男たち4人が連なって出てくるのを、道端のポールに寄りかかって待つ。
「……で?タクシー?」
「いや。その先に車を停めているよ」
ユウキは首を竦めて
「じゃ、案内してよ」
「ああ。ついてきてくれ」
路地を抜けた先には、こんな場所には似つかわしくない運転手付きの高級外車が停まっていた。男の1人が後部座席に先に乗り込み、次に乗れと肩を押された。ユウキがいやいや乗り込むと、もう一人の男が後から乗ってきて左右で挟まれる。自分を店に呼びに来た男が、最後に助手席に乗り込んだ。
「ユウキくん。君のその名前は偽名かな?」
助手席の男は早速探りを入れてきた。ユウキはそっぽを向いたままで
「源氏名。客とってる時の。それよりあんたは、名前なんて言うの?」
「ああ。失礼。まだ名乗ってなかったかな。斉木…斉木隼人だ」
「ふーん……さえきはやと。そっちも偽名?」
すかさず切り返すと、斉木はふふっと小さく笑って
「そうだね。君と同じ、源氏名のようなものだな」
「ふん。久我の周りで本名なんか名乗ってるヤツはいないよね。名前なんか符牒みたいなもんだからな」
「そう。……そうだね。単なる符牒だ」
両隣の男たちが、ポケットから何かを取り出した。それが目に入ったユウキは顔を強ばらせる。もう散々見慣れたピンク色のボトルとカプセルタイプの薬。

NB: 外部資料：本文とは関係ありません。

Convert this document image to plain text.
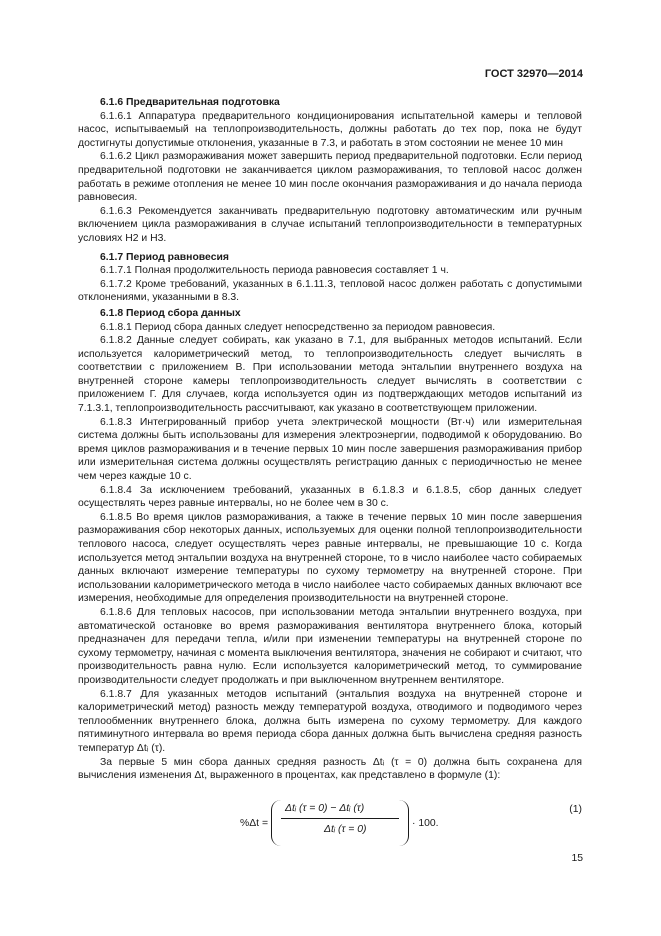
ГОСТ 32970—2014
6.1.6 Предварительная подготовка

6.1.6.1 Аппаратура предварительного кондиционирования испытательной камеры и тепловой насос, испытываемый на теплопроизводительность, должны работать до тех пор, пока не будут достигнуты допустимые отклонения, указанные в 7.3, и работать в этом состоянии не менее 10 мин

6.1.6.2 Цикл размораживания может завершить период предварительной подготовки. Если период предварительной подготовки не заканчивается циклом размораживания, то тепловой насос должен работать в режиме отопления не менее 10 мин после окончания размораживания и до начала периода равновесия.

6.1.6.3 Рекомендуется заканчивать предварительную подготовку автоматическим или ручным включением цикла размораживания в случае испытаний теплопроизводительности в температурных условиях Н2 и Н3.

6.1.7 Период равновесия

6.1.7.1 Полная продолжительность периода равновесия составляет 1 ч.

6.1.7.2 Кроме требований, указанных в 6.1.11.3, тепловой насос должен работать с допустимыми отклонениями, указанными в 8.3.

6.1.8 Период сбора данных

6.1.8.1 Период сбора данных следует непосредственно за периодом равновесия.

6.1.8.2 Данные следует собирать, как указано в 7.1, для выбранных методов испытаний. Если используется калориметрический метод, то теплопроизводительность следует вычислять в соответствии с приложением В. При использовании метода энтальпии внутреннего воздуха на внутренней стороне камеры теплопроизводительность следует вычислять в соответствии с приложением Г. Для случаев, когда используется один из подтверждающих методов испытаний из 7.1.3.1, теплопроизводительность рассчитывают, как указано в соответствующем приложении.

6.1.8.3 Интегрированный прибор учета электрической мощности (Вт·ч) или измерительная система должны быть использованы для измерения электроэнергии, подводимой к оборудованию. Во время циклов размораживания и в течение первых 10 мин после завершения размораживания прибор или измерительная система должны осуществлять регистрацию данных с периодичностью не менее чем через каждые 10 с.

6.1.8.4 За исключением требований, указанных в 6.1.8.3 и 6.1.8.5, сбор данных следует осуществлять через равные интервалы, но не более чем в 30 с.

6.1.8.5 Во время циклов размораживания, а также в течение первых 10 мин после завершения размораживания сбор некоторых данных, используемых для оценки полной теплопроизводительности теплового насоса, следует осуществлять через равные интервалы, не превышающие 10 с. Когда используется метод энтальпии воздуха на внутренней стороне, то в число наиболее часто собираемых данных включают измерение температуры по сухому термометру на внутренней стороне. При использовании калориметрического метода в число наиболее часто собираемых данных включают все измерения, необходимые для определения производительности на внутренней стороне.

6.1.8.6 Для тепловых насосов, при использовании метода энтальпии внутреннего воздуха, при автоматической остановке во время размораживания вентилятора внутреннего блока, который предназначен для передачи тепла, и/или при изменении температуры на внутренней стороне по сухому термометру, начиная с момента выключения вентилятора, значения не собирают и считают, что производительность равна нулю. Если используется калориметрический метод, то суммирование производительности следует продолжать и при выключенном внутреннем вентиляторе.

6.1.8.7 Для указанных методов испытаний (энтальпия воздуха на внутренней стороне и калориметрический метод) разность между температурой воздуха, отводимого и подводимого через теплообменник внутреннего блока, должна быть измерена по сухому термометру. Для каждого пятиминутного интервала во время периода сбора данных должна быть вычислена средняя разность температур Δtᵢ (τ).

За первые 5 мин сбора данных средняя разность Δtᵢ (τ = 0) должна быть сохранена для вычисления изменения Δt, выраженного в процентах, как представлено в формуле (1):

%Δt =
Δtᵢ (τ = 0) − Δtᵢ (τ)
Δtᵢ (τ = 0)
· 100.
(1)
15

男たちが腕を掴んでくる。ユウキはそれを振りほどこうともがいた。
「それ、今やるのかよ!向こうに着いてからでいいだろっ」
「悪いね、ユウキくん。久我さんのご命令だ。向こうに着いたら直ぐにと、うちの主がご所望なんだよ」
ユウキは頬を引き攣らせ、唇を噛み締めた。
スモークの貼られた窓ガラスは、外から中の様子は見えない。それでも車の中で慣らされるなんて、屈辱だった。
「っ、離せっ」
「無駄な抵抗はするな。縛るぞ」
男の1人が低い声で警告する。
そんな脅しなんかクソ喰らえだ。
ユウキは男たちの手の振りほどこうと尚ももがいた。男の1人が舌打ちして、ゴム製のベルトを取り出す。
こんな抵抗など無駄だと分かっている。でも、大人しくされるがままになるのは嫌だった。
暴れるユウキの手を、男たちが難なく後ろ手にひねりあげ、ゴム製のベルトでひとまとめに縛り上げた。ユウキはそれでも尚、足で前席のシートをガンガンと蹴った。
男が笑いながら、ポケットから性具を次々に取り出していく。
……くそ。おまえのそこは、四次元ポケットかよっ。